Sabendo que tinha um caldeirão de fel no armário, sua viúva o escondeu até 1967, quando alguns trechos, com as pestilências devidamente higienizadas, foram publicados numa revista. A primeira edição integral saiu na União Soviética em 1973.

Satanás emergiu novamente no 25 de janeiro passado, quando um filme baseado no livro estreou em Moscou. Deu no New York Times: “A vida imita a arte e ‘O Mestre e Margarida’ agita a Rússia”. E mais: “Foi uma das estreias mais dramáticas e carregadas da história russa recente”.

O filme é uma superprodução de 17 milhões de dólares, dos quais 7 milhões vieram do Estado. Teve 5,5 milhões de espectadores até agora, número que leva produtores a soltar rojões. O triunfo foi intensificado pelas palmas ao fim de várias sessões.

Como tudo em torno do Beiçudo, a feitura do filme parece saída de um breviário de magia negra. Seu diretor, Michael Lockshin, é um norte-americano criado em Moscou. Em 1986, quando cientistas soviéticos fugiam para o Ocidente, o pai de Lockshin engatou marcha à ré: comunista, refugiou-se com a família em Moscou e denunciou o assédio do FBI.

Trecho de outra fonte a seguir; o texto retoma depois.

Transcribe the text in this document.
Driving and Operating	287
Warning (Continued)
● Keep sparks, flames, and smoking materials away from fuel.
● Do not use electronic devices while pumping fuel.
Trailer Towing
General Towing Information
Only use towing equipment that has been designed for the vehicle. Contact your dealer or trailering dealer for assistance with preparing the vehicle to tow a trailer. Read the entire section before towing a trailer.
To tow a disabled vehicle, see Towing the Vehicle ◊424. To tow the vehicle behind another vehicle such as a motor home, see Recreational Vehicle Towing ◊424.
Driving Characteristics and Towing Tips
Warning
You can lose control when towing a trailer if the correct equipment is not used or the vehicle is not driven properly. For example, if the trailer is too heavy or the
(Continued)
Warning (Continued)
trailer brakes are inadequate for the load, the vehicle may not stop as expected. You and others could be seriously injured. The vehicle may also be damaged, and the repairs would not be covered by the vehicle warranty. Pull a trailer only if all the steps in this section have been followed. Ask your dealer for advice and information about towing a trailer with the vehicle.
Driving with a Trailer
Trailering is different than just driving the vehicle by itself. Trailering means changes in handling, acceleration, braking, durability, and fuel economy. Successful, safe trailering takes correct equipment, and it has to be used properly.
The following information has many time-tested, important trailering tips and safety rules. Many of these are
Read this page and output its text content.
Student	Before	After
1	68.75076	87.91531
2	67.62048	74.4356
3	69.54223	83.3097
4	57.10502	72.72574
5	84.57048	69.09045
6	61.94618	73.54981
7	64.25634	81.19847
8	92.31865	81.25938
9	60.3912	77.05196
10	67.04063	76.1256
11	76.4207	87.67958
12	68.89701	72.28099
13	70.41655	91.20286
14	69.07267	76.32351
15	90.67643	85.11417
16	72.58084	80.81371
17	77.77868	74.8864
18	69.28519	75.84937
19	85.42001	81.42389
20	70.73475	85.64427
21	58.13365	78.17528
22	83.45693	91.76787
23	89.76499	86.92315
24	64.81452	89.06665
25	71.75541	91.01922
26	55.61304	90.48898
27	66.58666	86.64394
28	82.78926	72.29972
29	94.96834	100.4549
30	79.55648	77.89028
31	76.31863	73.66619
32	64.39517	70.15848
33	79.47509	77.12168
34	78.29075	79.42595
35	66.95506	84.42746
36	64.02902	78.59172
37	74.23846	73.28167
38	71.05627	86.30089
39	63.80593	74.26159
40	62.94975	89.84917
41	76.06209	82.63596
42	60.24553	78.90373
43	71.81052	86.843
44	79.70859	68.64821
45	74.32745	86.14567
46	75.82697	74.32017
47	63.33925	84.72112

O diretor topou adaptar o romance porque o amava desde a adolescência. Ao que parece, seu filme enfatiza a perseguição a um escritor refratário ao regime –um tema não muito do agrado de Putin. Mesmo assim, “O Mestre e Margarida” foi adiante; era a adaptação de um clássico que nada teria a dizer ao presente.

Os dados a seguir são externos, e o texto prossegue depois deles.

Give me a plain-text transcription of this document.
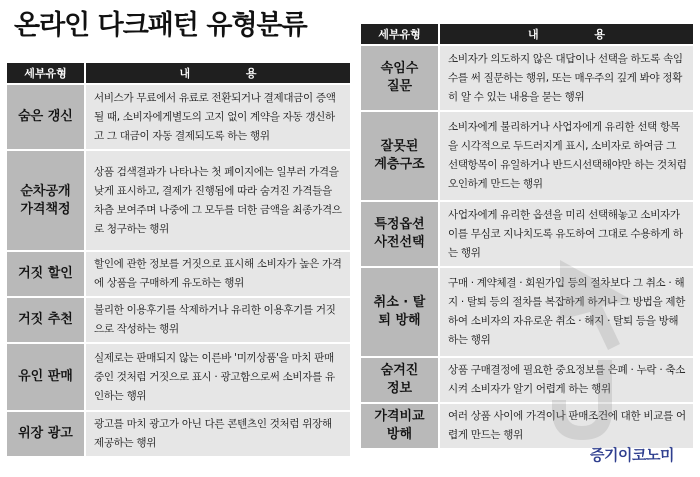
온라인 다크패턴 유형분류
세부유형	내 용
숨은 갱신
서비스가 무료에서 유료로 전환되거나 결제대금이 증액될 때, 소비자에게별도의 고지 없이 계약을 자동 갱신하고 그 대금이 자동 결제되도록 하는 행위
순차공개
가격책정
상품 검색결과가 나타나는 첫 페이지에는 일부러 가격을 낮게 표시하고, 결제가 진행됨에 따라 숨겨진 가격들을 차츰 보여주며 나중에 그 모두를 더한 금액을 최종가격으로 청구하는 행위
거짓 할인
할인에 관한 정보를 거짓으로 표시해 소비자가 높은 가격에 상품을 구매하게 유도하는 행위
거짓 추천
불리한 이용후기를 삭제하거나 유리한 이용후기를 거짓으로 작성하는 행위
유인 판매
실제로는 판매되지 않는 이른바 '미끼상품'을 마치 판매 중인 것처럼 거짓으로 표시 · 광고함으로써 소비자를 유인하는 행위
위장 광고
광고를 마치 광고가 아닌 다른 콘텐츠인 것처럼 위장해 제공하는 행위
세부유형	내 용
속임수
질문
소비자가 의도하지 않은 대답이나 선택을 하도록 속임수를 써 질문하는 행위, 또는 매우주의 깊게 봐야 정확히 알 수 있는 내용을 묻는 행위
잘못된
계층구조
소비자에게 불리하거나 사업자에게 유리한 선택 항목을 시각적으로 두드러지게 표시, 소비자로 하여금 그 선택항목이 유일하거나 반드시선택해야만 하는 것처럼 오인하게 만드는 행위
특정옵션
사전선택
사업자에게 유리한 옵션을 미리 선택해놓고 소비자가 이를 무심코 지나치도록 유도하여 그대로 수용하게 하는 행위
취소 · 탈
퇴 방해
구매 · 계약체결 · 회원가입 등의 절차보다 그 취소 · 해지 · 탈퇴 등의 절차를 복잡하게 하거나 그 방법을 제한하여 소비자의 자유로운 취소 · 해지 · 탈퇴 등을 방해하는 행위
숨겨진
정보
상품 구매결정에 필요한 중요정보를 은폐 · 누락 · 축소시켜 소비자가 알기 어렵게 하는 행위
가격비교
방해
여러 상품 사이에 가격이나 판매조건에 대한 비교를 어렵게 만드는 행위
증기이코노미
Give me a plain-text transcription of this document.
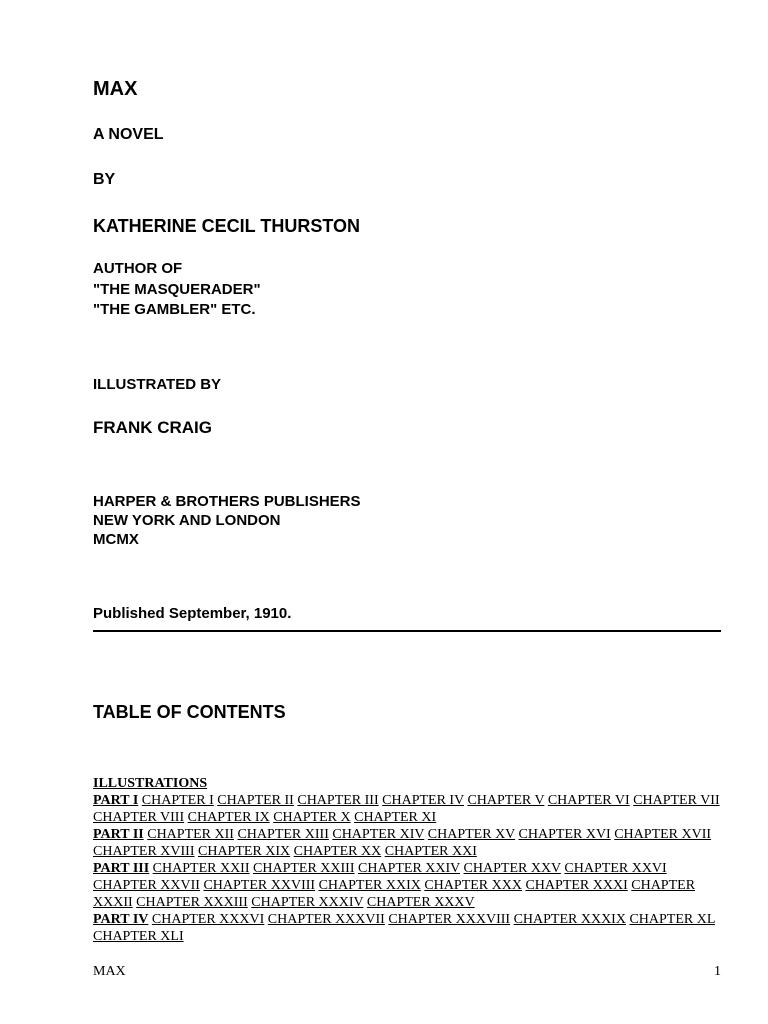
MAX
A NOVEL
BY
KATHERINE CECIL THURSTON
AUTHOR OF
"THE MASQUERADER"
"THE GAMBLER" ETC.
ILLUSTRATED BY
FRANK CRAIG
HARPER & BROTHERS PUBLISHERS
NEW YORK AND LONDON
MCMX
Published September, 1910.
TABLE OF CONTENTS
ILLUSTRATIONS
PART I CHAPTER I CHAPTER II CHAPTER III CHAPTER IV CHAPTER V CHAPTER VI CHAPTER VII CHAPTER VIII CHAPTER IX CHAPTER X CHAPTER XI
PART II CHAPTER XII CHAPTER XIII CHAPTER XIV CHAPTER XV CHAPTER XVI CHAPTER XVII CHAPTER XVIII CHAPTER XIX CHAPTER XX CHAPTER XXI
PART III CHAPTER XXII CHAPTER XXIII CHAPTER XXIV CHAPTER XXV CHAPTER XXVI CHAPTER XXVII CHAPTER XXVIII CHAPTER XXIX CHAPTER XXX CHAPTER XXXI CHAPTER XXXII CHAPTER XXXIII CHAPTER XXXIV CHAPTER XXXV
PART IV CHAPTER XXXVI CHAPTER XXXVII CHAPTER XXXVIII CHAPTER XXXIX CHAPTER XL CHAPTER XLI
MAX	1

Deu-se a balalaika: a Rússia invadiu a Ucrânia, a coerção à intelligentsia se acentuou e o lançamento do filme foi adiado. O desconforto cresceu porque o melífluo Lockshin, de volta à sua casa em Los Angeles, foi às redes sociais apupar Putin e apoiar a Ucrânia.

Não se sabe por que diabos, o filme estreou, embora sem propaganda nem divulgação. Mas, para fúria do Kremlin, levou uma legião de diabretes ao cinema. Putin, versado nas sanhas do Pata-de-Bode, deve ter mandado para o quinto dos infernos os burocratas que o liberaram.

A balalaika virou sabá das feiticeiras: serviçais de Putin na imprensa e na televisão desancaram o filme, xingando-o de antirrusso. O sucesso de uma obra financiada e atacada por um mesmo regime configura o que Lênin, outra encarnação do Demo, chamava de contradições do sistema.

O derradeiro paradoxo é que o filme “antirrusso” só pode ser visto na Rússia, porque as autoridades luciferinas proibiram sua exportação. Mas o que resta é ótimo –o magma de sortilégios do romance de Bulgákov. (Há duas traduções dele na praça, a de Irineu Franco Perpetuo, da Editora 34, e a de Zoia Prestes, da Alfaguara).

É nele que o Capiroto proclama, ao saber que o Mestre pôs fogo em seus escritos sobre Pilatos: “Manuscritos não queimam”. O de “O Mestre e Margarida”, de fato, escapou aos lança-chamas de Stálin e Putin. O fogo nada pode contra a arte à vera, a negativa, a de Belzebu e Bulgákov.